Now Burnett is back with a new studio album, "The True False Identity''; a 40-track career retrospective, "Twenty Twenty: The Essential T Bone Burnett"; and a tour.
It's T Bone Time!
Burnett, 58, says he will continue to work with other people -- as he is now on "Across the Universe," a Julie Taymor film about the turbulent '60s built around Beatles songs -- but for the first time in two decades, he will vigorously pursue going out and playing live, including Tuesday's seated concert at the 9:30 club.
"That sounds like the most fun and the most invigorating thing to do," Burnett says. "And it's why I got into doing [music] in the first place."
Perversely, it's also why he got out of it after 20 years of critical acclaim and commercial frustration colliding with creative uncertainty.
"There came a time when it just seemed like nothing was going anywhere -- the touring and the writing -- and I didn't know what I wanted to say," Burnett says. "I wasn't connecting, and I just wasn't as generous as I would have liked to have been musically. I had other strengths that I was grateful for, and it didn't make sense to keep doing it at that point, although I had incredible times playing all that music. What I'm able to connect with now is much less disjointed, although the music probably sounds way more disjointed."
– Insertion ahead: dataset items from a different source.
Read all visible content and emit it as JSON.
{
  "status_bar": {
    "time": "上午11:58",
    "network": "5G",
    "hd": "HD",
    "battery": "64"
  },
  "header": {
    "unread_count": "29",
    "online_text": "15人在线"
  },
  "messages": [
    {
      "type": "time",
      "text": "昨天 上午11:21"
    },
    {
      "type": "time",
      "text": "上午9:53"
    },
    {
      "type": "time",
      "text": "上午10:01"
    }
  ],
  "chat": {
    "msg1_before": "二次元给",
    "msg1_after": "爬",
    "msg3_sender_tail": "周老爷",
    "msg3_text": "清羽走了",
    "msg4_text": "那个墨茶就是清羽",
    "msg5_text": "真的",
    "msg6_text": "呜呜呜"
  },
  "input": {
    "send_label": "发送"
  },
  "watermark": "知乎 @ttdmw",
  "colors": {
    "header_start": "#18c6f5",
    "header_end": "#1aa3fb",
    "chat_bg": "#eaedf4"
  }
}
Which is a good way to describe a career that dates to when Burnett was 17 and purchased a small recording studio in Fort Worth in his native Texas. His emergence began a decade later in 1975 in Bob Dylan's Rolling Thunder Revue, whose principal members formed the Alpha Band, recording a trio of albums featuring mostly Burnett songs. There would be six solo albums between 1972 and 1992, none of which found the level of commercial favor accorded to artists that Burnett produced, including Los Lobos, Marshall Crenshaw, the BoDeans, Elvis Costello, Roy Orbison, the Wallflowers, Counting Crows and Tony Bennett's duets with k.d. lang.
Even as Burnett illuminated others' voices, his own seemed to disappear. What got him going again was writing music for a 1996 production of Sam Shepard's "The Tooth of the Crime." (As a cast album awaits release, one of its songs, "Kill Zone," is on "Twenty Twenty.") Another song from that time is on "The True False Identity": "There Would Be Hell to Pay," an elegant eight-bar blues fable inspired by Skip James's classic open E minor guitar tuning and reminiscent of the classic murder ballad "Stagger Lee."
"That's where things first rumbled," Burnett says, adding that "that song provoked about 30 more songs."